There is also a very interesting research paper written on paths to social change where the author examines three paths to social change (conventional politics, violence and nonviolence) that have occurred in history and concludes that non-violent actions (rallies, vigils, ostracism, strikes, work-to-rule, boycotts, sit-ins, fasts and setting up alternative political structures, etc.) have historically the best and most effective track record. This is exactly why popular social media activist Shaun King has recently called for economic boycott to end police brutality and injustice. He argues, “The protests build awareness, be they on the football field, the basketball court, the soccer pitch, or in the streets — but they don’t build the political and economic pressure required to force the hand of politicians to bring about the change. We need to force their hand.”
Meeting together once in a while in front of the White House and holding up signs is not going to change anything. Let us be different. One example could be regarding the North Dakota pipeline issue is that we can work with organizations that fully support the protest and wish it success.
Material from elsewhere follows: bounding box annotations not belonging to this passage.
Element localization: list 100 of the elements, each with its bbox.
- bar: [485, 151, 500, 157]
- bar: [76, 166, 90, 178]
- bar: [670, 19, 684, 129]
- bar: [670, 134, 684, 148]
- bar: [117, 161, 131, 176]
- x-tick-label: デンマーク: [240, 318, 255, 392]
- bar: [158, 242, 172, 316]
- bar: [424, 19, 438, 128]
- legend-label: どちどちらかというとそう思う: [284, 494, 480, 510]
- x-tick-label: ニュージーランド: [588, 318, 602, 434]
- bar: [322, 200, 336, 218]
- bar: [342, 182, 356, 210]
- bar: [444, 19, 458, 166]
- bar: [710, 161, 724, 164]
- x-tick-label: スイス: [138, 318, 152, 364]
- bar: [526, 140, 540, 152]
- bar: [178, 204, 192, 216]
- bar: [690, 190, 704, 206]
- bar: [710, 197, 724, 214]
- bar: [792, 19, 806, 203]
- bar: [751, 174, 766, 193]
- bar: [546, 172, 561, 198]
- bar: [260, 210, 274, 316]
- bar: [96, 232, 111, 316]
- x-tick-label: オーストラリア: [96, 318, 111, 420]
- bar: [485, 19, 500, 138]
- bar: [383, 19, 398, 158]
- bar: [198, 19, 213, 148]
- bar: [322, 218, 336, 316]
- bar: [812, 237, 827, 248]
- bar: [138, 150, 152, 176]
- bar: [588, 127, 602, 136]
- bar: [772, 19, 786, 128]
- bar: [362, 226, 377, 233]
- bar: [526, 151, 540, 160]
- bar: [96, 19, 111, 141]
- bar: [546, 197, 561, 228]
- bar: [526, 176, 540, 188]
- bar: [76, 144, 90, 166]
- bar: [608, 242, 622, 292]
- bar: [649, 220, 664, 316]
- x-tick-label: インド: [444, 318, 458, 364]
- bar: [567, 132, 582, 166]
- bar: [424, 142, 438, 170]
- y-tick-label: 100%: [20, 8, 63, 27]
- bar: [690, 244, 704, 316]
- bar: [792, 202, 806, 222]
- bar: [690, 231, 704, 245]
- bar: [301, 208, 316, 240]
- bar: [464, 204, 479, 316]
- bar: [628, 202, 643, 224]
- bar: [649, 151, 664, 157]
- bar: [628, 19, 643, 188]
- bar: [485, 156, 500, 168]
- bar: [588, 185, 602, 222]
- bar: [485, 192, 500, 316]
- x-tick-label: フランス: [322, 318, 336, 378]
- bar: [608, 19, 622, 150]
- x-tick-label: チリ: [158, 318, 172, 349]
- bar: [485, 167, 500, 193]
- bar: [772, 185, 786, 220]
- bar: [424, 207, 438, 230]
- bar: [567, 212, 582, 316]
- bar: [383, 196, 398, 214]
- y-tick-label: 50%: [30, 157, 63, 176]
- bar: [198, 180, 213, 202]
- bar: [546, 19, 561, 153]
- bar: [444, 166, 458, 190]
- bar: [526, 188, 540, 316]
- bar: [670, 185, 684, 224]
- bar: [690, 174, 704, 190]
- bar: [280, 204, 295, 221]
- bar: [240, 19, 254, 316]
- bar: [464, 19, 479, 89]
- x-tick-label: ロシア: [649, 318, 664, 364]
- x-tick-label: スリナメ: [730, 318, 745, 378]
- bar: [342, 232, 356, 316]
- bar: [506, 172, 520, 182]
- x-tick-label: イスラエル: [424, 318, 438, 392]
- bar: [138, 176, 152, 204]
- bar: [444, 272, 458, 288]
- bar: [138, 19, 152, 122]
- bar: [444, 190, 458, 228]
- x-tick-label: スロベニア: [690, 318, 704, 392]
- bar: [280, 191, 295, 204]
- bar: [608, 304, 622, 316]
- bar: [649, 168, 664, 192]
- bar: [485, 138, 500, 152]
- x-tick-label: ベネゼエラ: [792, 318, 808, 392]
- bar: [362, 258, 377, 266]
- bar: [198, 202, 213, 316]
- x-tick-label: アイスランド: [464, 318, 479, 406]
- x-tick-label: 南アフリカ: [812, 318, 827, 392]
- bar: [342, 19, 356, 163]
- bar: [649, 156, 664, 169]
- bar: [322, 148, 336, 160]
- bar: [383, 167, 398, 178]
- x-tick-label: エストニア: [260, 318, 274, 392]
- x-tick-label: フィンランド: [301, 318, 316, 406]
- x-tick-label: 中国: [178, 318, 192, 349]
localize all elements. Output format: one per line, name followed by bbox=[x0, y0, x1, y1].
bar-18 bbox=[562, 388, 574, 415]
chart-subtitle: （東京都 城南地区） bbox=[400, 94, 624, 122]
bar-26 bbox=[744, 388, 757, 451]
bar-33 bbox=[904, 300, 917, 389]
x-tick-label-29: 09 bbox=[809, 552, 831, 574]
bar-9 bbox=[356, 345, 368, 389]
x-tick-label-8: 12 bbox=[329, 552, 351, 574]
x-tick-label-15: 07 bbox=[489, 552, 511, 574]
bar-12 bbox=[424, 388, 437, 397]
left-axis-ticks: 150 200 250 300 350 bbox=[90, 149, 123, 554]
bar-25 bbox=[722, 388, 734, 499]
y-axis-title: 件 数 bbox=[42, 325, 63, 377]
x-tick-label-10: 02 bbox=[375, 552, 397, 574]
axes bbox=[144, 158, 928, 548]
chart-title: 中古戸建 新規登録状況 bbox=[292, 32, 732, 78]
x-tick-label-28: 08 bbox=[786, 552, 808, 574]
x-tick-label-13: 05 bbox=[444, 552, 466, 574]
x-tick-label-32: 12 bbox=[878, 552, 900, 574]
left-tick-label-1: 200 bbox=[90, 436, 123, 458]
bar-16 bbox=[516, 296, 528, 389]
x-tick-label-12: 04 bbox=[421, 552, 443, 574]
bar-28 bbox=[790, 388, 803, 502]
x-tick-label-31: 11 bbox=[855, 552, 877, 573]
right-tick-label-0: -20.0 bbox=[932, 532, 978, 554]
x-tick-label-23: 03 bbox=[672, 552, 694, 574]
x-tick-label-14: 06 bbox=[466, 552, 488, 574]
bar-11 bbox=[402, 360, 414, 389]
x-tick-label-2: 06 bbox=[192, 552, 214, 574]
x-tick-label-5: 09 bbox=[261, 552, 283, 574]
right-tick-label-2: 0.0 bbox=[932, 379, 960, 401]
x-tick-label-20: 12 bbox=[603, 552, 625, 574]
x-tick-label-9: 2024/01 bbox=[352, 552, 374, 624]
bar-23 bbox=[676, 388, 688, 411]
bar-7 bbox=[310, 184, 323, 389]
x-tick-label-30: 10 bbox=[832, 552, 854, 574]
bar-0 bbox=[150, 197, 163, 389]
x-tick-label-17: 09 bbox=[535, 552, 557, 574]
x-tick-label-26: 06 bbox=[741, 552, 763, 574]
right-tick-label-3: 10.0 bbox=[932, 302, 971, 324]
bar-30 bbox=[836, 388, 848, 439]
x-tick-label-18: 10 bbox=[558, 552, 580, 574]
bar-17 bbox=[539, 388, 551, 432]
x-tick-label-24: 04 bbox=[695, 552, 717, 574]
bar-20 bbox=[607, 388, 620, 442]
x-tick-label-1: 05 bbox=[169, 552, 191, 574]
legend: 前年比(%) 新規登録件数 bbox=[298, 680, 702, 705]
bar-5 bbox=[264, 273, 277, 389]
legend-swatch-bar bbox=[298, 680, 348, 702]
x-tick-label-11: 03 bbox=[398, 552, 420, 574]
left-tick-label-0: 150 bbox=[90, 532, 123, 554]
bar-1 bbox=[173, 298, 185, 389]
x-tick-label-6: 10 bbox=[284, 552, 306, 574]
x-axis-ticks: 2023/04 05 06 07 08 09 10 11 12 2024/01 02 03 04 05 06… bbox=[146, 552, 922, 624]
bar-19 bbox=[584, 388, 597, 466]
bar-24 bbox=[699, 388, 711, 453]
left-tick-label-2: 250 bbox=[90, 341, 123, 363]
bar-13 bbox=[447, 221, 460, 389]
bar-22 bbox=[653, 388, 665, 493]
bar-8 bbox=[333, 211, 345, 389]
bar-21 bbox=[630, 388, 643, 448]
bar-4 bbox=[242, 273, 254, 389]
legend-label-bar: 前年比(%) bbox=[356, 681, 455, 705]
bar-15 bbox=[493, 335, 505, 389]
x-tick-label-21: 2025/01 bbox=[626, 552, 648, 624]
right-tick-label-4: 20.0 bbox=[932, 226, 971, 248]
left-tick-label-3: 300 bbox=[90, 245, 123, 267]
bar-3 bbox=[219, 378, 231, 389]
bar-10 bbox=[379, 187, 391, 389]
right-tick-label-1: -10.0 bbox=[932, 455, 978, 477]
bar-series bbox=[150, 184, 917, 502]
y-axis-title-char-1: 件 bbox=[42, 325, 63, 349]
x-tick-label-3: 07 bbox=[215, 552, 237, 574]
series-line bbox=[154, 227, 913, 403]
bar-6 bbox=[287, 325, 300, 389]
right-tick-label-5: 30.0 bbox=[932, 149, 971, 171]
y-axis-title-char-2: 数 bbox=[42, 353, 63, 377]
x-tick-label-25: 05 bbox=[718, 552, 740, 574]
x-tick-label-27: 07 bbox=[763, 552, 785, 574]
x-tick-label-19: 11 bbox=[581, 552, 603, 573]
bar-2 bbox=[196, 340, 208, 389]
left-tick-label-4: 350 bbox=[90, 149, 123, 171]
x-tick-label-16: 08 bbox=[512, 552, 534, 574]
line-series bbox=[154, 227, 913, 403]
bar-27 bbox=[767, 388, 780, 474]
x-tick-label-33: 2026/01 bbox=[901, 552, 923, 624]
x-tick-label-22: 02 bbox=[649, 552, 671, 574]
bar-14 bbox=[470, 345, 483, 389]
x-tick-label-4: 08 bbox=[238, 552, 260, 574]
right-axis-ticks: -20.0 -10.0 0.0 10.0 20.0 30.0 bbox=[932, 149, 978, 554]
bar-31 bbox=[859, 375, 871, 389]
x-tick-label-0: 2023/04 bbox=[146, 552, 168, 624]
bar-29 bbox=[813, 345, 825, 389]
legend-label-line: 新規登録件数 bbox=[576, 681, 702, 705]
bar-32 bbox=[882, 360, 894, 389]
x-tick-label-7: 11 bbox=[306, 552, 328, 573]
If we are able, we should join the protest for a few days to sit with them and share the same air and face the same trials as them. If we cannot, then we should reach out to the organizers of such protests and ask how we can help without being on the ground. And we should definitely finance it with whatever items we can give to keep it going. Similarly, for criminal justice reform, we should do campaigns against prosecutors who have been responsible for sending most people of color behind bars for nonviolent crimes. They often run unopposed. We should build alliances around these and other such effective nonviolent means that eventually do lead to some change.
Finally, there is some criticism over such methods because people do not see immediate change. I think being patient and realizing that true social change takes a long time is key. We may not see the change in our lifetime but we must lay the seeds and nourish it with optimism that it will eventually lead to the desired result. As Alberto Ibargüen, President and CEO of a non-profit organization, puts it, “Social change takes time…We tend to work as organizations that have calendar years or fiscal years, and social change doesn’t work on those schedules.”